Für diese Taten wurde Tessak am 16. Januar 2009 wegen Anstachelung zum Rassenhass angeklagt und zu drei Jahren Haft verurteilt. Das Gericht hat die gute Führung des Gefangenen gewürdigt und die Strafe auf dreieinhalb Jahre Gefängnis ab der ersten Verurteilung angepasst. Artjom Sujew erhielt eine Bewährungsstrafe von drei Jahren.
Marzinkewitsch wurde am 31. Dezember 2010 freigelassen. Ein halbes Jahr später versuchte er, dem Russischen Koordinationsrat der Opposition beizutreten, und wurde als Kandidat für die Parlamentswahl 2011 registriert, dann aber wegen seiner neonazistischen Ansichten und mangelnder Opposition gegen die russische Regierung disqualifiziert, wobei letzteres teilweise damit zusammenhing, dass seine Anmeldegebühr von einem Mitglied der regierungsfreundlichen Jugendbewegung Naschi bezahlt worden war.
Im Herbst 2013 wurde eine neue Strafanzeige gegen Tessak eingereicht.
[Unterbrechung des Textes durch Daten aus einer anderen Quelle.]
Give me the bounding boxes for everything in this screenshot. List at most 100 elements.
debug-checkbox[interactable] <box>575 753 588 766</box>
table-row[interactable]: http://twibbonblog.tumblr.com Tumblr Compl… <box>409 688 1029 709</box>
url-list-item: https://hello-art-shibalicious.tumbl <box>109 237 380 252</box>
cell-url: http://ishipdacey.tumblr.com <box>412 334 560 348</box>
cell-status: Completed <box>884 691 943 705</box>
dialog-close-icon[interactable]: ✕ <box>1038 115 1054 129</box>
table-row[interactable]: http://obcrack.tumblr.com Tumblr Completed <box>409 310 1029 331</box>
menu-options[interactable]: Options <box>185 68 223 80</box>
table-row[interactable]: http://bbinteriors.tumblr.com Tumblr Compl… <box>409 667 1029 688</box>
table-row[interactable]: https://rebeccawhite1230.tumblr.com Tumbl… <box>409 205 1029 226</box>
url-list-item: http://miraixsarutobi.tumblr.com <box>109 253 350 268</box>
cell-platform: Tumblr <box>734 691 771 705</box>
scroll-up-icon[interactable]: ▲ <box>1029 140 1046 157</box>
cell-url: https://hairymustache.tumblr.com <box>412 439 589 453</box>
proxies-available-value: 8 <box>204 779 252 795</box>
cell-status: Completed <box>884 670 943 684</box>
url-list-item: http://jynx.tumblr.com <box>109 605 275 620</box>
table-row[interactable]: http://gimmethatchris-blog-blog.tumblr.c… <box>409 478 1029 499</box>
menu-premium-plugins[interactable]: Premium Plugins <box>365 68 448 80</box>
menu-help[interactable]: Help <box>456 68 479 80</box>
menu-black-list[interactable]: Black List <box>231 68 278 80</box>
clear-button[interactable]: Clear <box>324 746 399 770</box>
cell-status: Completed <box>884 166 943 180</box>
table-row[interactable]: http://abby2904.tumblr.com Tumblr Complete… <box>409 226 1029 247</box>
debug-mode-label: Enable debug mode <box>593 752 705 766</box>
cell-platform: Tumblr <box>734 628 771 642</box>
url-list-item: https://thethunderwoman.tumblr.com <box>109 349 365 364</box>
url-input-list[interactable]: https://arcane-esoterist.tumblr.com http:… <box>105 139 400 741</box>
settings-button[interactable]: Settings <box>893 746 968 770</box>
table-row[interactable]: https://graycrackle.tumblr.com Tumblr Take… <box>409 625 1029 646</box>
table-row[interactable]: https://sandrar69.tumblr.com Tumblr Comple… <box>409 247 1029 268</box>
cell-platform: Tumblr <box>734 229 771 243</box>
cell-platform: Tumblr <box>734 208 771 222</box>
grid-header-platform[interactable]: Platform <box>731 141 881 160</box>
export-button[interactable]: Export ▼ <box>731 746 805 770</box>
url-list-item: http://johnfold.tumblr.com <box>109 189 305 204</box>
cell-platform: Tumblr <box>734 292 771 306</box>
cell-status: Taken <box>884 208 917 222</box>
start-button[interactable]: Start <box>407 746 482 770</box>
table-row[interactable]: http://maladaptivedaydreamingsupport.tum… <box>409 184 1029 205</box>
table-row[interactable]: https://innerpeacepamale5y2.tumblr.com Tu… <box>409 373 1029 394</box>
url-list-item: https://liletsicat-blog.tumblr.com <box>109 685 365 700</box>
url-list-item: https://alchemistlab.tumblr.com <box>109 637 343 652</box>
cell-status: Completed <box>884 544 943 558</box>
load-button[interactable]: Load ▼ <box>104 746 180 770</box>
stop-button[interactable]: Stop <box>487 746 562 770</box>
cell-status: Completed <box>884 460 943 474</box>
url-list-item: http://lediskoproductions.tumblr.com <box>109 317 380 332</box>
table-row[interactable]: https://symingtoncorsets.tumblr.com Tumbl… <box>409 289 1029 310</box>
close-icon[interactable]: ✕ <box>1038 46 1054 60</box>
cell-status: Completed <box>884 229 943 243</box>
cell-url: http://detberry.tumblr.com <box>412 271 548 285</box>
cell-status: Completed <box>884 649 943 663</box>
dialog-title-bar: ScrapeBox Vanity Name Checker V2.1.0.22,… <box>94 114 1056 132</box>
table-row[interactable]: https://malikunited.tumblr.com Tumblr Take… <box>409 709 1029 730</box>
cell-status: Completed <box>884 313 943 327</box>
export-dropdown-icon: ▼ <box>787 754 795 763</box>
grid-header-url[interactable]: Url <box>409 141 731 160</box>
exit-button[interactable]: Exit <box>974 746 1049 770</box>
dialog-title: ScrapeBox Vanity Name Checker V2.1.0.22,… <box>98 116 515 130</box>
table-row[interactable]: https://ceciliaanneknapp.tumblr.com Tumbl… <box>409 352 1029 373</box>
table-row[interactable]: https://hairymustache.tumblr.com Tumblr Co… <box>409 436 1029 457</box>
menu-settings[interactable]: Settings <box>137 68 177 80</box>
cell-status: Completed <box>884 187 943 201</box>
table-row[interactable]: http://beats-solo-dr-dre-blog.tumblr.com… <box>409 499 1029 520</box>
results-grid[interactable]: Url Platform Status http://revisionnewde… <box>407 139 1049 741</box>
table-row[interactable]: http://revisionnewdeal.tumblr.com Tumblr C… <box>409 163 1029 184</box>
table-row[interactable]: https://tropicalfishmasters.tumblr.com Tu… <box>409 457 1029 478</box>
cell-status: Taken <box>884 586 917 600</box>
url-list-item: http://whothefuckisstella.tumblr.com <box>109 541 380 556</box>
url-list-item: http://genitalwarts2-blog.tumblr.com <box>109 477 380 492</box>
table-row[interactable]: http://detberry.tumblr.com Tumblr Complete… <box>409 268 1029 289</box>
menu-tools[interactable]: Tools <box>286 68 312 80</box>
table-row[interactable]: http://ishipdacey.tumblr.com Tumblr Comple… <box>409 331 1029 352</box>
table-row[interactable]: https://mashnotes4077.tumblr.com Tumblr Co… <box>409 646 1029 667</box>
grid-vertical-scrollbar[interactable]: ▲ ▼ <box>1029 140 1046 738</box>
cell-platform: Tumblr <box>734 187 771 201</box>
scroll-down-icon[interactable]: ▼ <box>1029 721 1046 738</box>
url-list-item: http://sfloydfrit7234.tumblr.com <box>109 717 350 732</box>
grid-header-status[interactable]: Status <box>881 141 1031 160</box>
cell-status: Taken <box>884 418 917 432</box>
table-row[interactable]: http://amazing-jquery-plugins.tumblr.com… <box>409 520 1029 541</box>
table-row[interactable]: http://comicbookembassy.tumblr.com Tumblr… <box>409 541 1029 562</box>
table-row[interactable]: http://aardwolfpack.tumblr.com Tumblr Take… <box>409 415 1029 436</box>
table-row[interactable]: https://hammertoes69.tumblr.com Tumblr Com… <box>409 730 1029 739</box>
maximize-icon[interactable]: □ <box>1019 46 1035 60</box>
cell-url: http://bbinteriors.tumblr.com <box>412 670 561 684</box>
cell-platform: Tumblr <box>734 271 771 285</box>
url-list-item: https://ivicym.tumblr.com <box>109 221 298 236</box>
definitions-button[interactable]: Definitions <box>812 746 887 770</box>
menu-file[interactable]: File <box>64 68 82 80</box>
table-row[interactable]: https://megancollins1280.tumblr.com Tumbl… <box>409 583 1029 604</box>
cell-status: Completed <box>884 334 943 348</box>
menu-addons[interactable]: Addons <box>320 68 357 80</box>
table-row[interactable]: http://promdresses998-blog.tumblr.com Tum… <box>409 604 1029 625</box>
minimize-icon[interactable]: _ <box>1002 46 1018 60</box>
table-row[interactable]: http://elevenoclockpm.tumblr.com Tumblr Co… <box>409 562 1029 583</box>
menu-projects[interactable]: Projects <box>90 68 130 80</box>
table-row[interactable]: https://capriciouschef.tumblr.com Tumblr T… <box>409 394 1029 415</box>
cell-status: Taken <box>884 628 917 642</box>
Auf der Flucht vor der Strafverfolgung reiste Marzinkewitsch über Belarus nach Kuba, wo er neue Videos drehen wollte.
Im Dezember 2013 wurde er auf der Grundlage eines Gerichtsurteils in Moskau in Abwesenheit wegen Extremismus verurteilt. Grund dafür war die Veröffentlichung von drei YouTube-Videos, in denen Tessak zu sehen war. Zwei der Videos waren seine Rezensionen der Filme Stalingrad und Okolofutbola (Kicking Off) mit rassistischen Äußerungen, während das dritte Video alle Kandidaten der Moskauer Bürgermeisterwahlen kritisierte und vorschlug, Einwanderer als Mittel zur Verbesserung der Stadt zu entfernen.[12] Auch Videos im Zusammenhang mit der Occupy Pedophilia-Bewegung wurden untersucht. Marzinkewitsch sagte, die Anklage sei von der „Pädo-Lobby“ aus Rache erhoben worden, und erwähnte den Beamten Andrej Kaminow, den er bei einem von Maxim organisierten Date mit einer Minderjährigen erwischt hatte.
Tessak wurde am 17. Januar 2014 in Kuba verhaftet. Am 27. Januar 2014 wurde er in Handschellen von Havanna nach Moskau abgeschoben, weil er seinen Aufenthalt dort überschritten hatte, und anschließend von den russischen Behörden verhaftet. Am 29. Januar wurde Marzinkewitsch angeklagt.
Ein Moskauer Gericht begann am 30. Juli 2014 mit der Verhandlung des Falles. Marzinkewitsch wurde wegen Anstiftung zu ethnischem Hass unter Androhung von Gewalt angeklagt. Die Staatsanwaltschaft argumentierte, dass der Angeklagte drei Videos mit extremistischem Inhalt und psychologischen Drohungen gezeigt habe, die Marzinkewitsch auf seiner persönlichen Seite im sozialen Netzwerk Vk.com veröffentlicht hatte. Das Gericht stimmte dem zu und verurteilte Marzinkewitsch am 15. August 2014 zu fünf Jahren Haft in einer Strafkolonie mit einem strengen Regime. Am 11. November 2014 legten die Anwälte des Gefangenen Berufung gegen das Urteil ein und das Gericht reduzierte die Strafe auf zwei Jahre und zehn Monate.[6]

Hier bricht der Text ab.